The resolutions and agreements that followed and are still being signed on various ‘technical’, but actually administrative and management issues, issues that concern the power – as much as they concern people’s lives –are not the issues that need to be resolved first. The first issue is the freedom to recognize that recognizing Kosovo is fair and just. This recognition is not only an expression of guilt that is taken on behalf of the power and the state but also a way to move from guilt to responsibility for what was committed in a political sense and therefore in a correctable sense. Politics is thinking that starts always and every time anew and once and for all anew (now I think of Derrida too). This should be known and accepted because in this lays a person’s only way out of the darkness of guilt in which prejudices and states of the soul are hatched which are the object of power and the goal of its authority into which it has also dragged our bodies as an object.

It dragged us in because it needs us, and it needs us because of the crimes it is ready to commit in our name in order to hide behind the legitimacy it gets on the basis of this and such kind of non-thinking. That is why it is necessary to hear political thinking as well. First of all, the thought, because it is not only the legitimacy of power that is ready to commit crimes but also the legitimacy of thought which can be contested and declared a crime. Dveri is not the only one who is ready to arrest, and possibly even something worse to the people who think that recognizing Kosovo is fair and that only by taking responsibility can democratic politics be built in the country we live in and with the people of the countries with which we demarcate ourselves through the territorialization of state authorities.

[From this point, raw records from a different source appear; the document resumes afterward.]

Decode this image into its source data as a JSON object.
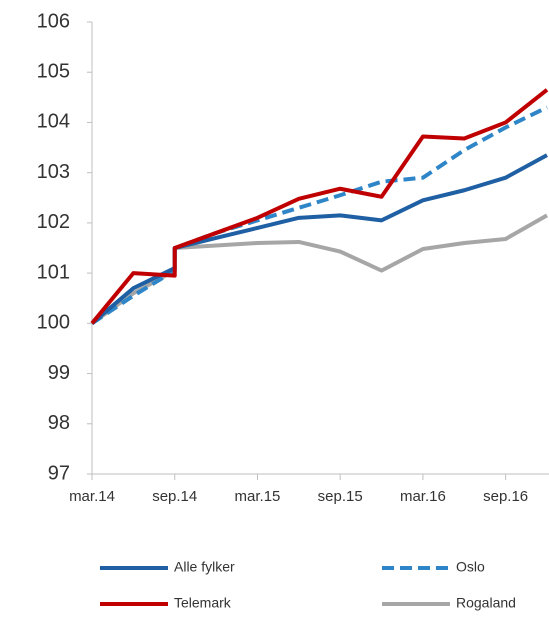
{
  "chart_data": {
    "type": "line",
    "x": [
      0,
      3,
      6,
      6,
      9,
      12,
      15,
      18,
      21,
      24,
      27,
      30,
      33
    ],
    "xlim": [
      0,
      33
    ],
    "xticks": [
      {
        "value": 0,
        "label": "mar.14"
      },
      {
        "value": 6,
        "label": "sep.14"
      },
      {
        "value": 12,
        "label": "mar.15"
      },
      {
        "value": 18,
        "label": "sep.15"
      },
      {
        "value": 24,
        "label": "mar.16"
      },
      {
        "value": 30,
        "label": "sep.16"
      }
    ],
    "ylim": [
      97,
      106
    ],
    "yticks": [
      97,
      98,
      99,
      100,
      101,
      102,
      103,
      104,
      105,
      106
    ],
    "legend": "bottom",
    "series": [
      {
        "name": "Alle fylker",
        "color": "#1f5fa3",
        "dash": false,
        "values": [
          100,
          100.7,
          101.1,
          101.5,
          101.7,
          101.9,
          102.1,
          102.15,
          102.05,
          102.45,
          102.65,
          102.9,
          103.35
        ]
      },
      {
        "name": "Oslo",
        "color": "#2e86c8",
        "dash": true,
        "values": [
          100,
          100.55,
          101.05,
          101.5,
          101.8,
          102.05,
          102.3,
          102.55,
          102.82,
          102.9,
          103.45,
          103.9,
          104.3
        ]
      },
      {
        "name": "Telemark",
        "color": "#c00000",
        "dash": false,
        "values": [
          100,
          101.0,
          100.95,
          101.5,
          101.8,
          102.1,
          102.48,
          102.68,
          102.52,
          103.72,
          103.68,
          104.0,
          104.65
        ]
      },
      {
        "name": "Rogaland",
        "color": "#a6a6a6",
        "dash": false,
        "values": [
          100,
          100.6,
          101.05,
          101.5,
          101.55,
          101.6,
          101.62,
          101.43,
          101.05,
          101.48,
          101.6,
          101.68,
          102.15
        ]
      }
    ]
  }
}
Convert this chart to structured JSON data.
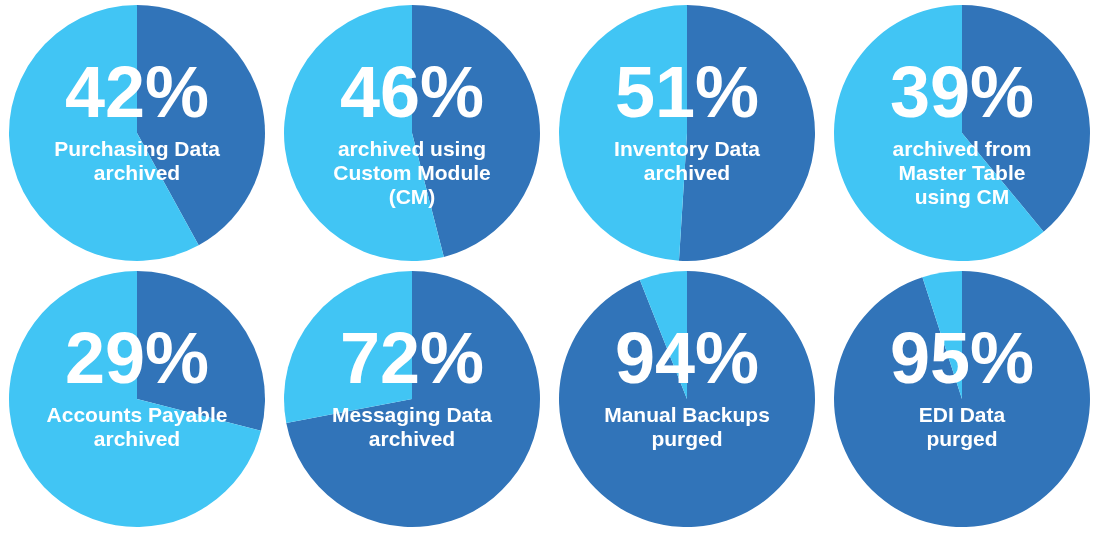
{
  "chart_data": [
    {
      "type": "pie",
      "categories": [
        null,
        null
      ],
      "values": [
        42,
        58
      ],
      "colors": [
        "#3174b9",
        "#41c5f4"
      ],
      "value_labels": [
        "42%",
        null
      ],
      "annotations": [
        "Purchasing Data\narchived"
      ]
    },
    {
      "type": "pie",
      "categories": [
        null,
        null
      ],
      "values": [
        46,
        54
      ],
      "colors": [
        "#3174b9",
        "#41c5f4"
      ],
      "value_labels": [
        "46%",
        null
      ],
      "annotations": [
        "archived using\nCustom Module\n(CM)"
      ]
    },
    {
      "type": "pie",
      "categories": [
        null,
        null
      ],
      "values": [
        51,
        49
      ],
      "colors": [
        "#3174b9",
        "#41c5f4"
      ],
      "value_labels": [
        "51%",
        null
      ],
      "annotations": [
        "Inventory Data\narchived"
      ]
    },
    {
      "type": "pie",
      "categories": [
        null,
        null
      ],
      "values": [
        39,
        61
      ],
      "colors": [
        "#3174b9",
        "#41c5f4"
      ],
      "value_labels": [
        "39%",
        null
      ],
      "annotations": [
        "archived from\nMaster Table\nusing CM"
      ]
    },
    {
      "type": "pie",
      "categories": [
        null,
        null
      ],
      "values": [
        29,
        71
      ],
      "colors": [
        "#3174b9",
        "#41c5f4"
      ],
      "value_labels": [
        "29%",
        null
      ],
      "annotations": [
        "Accounts Payable\narchived"
      ]
    },
    {
      "type": "pie",
      "categories": [
        null,
        null
      ],
      "values": [
        72,
        28
      ],
      "colors": [
        "#3174b9",
        "#41c5f4"
      ],
      "value_labels": [
        "72%",
        null
      ],
      "annotations": [
        "Messaging Data\narchived"
      ]
    },
    {
      "type": "pie",
      "categories": [
        null,
        null
      ],
      "values": [
        94,
        6
      ],
      "colors": [
        "#3174b9",
        "#41c5f4"
      ],
      "value_labels": [
        "94%",
        null
      ],
      "annotations": [
        "Manual Backups\npurged"
      ]
    },
    {
      "type": "pie",
      "categories": [
        null,
        null
      ],
      "values": [
        95,
        5
      ],
      "colors": [
        "#3174b9",
        "#41c5f4"
      ],
      "value_labels": [
        "95%",
        null
      ],
      "annotations": [
        "EDI Data\npurged"
      ]
    }
  ]
}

That darkness is both fear and fear of the darkness into which it is suppressed and from which lurks the belief that it could take free thinking along with it. People do not dare to recognize the recognition of Kosovo not even as an idea, and when the hour of its appearance, and outbreak comes, they will justify it with the weakness they have to do so. But it is a weakness which is counted on and with which is participated in power. People may not have power, but they have the power to recognize Kosovo and the recognition of Kosovo as political freedom guaranteed to them by the Constitution, even though the preamble states that Kosovo is part of Serbia.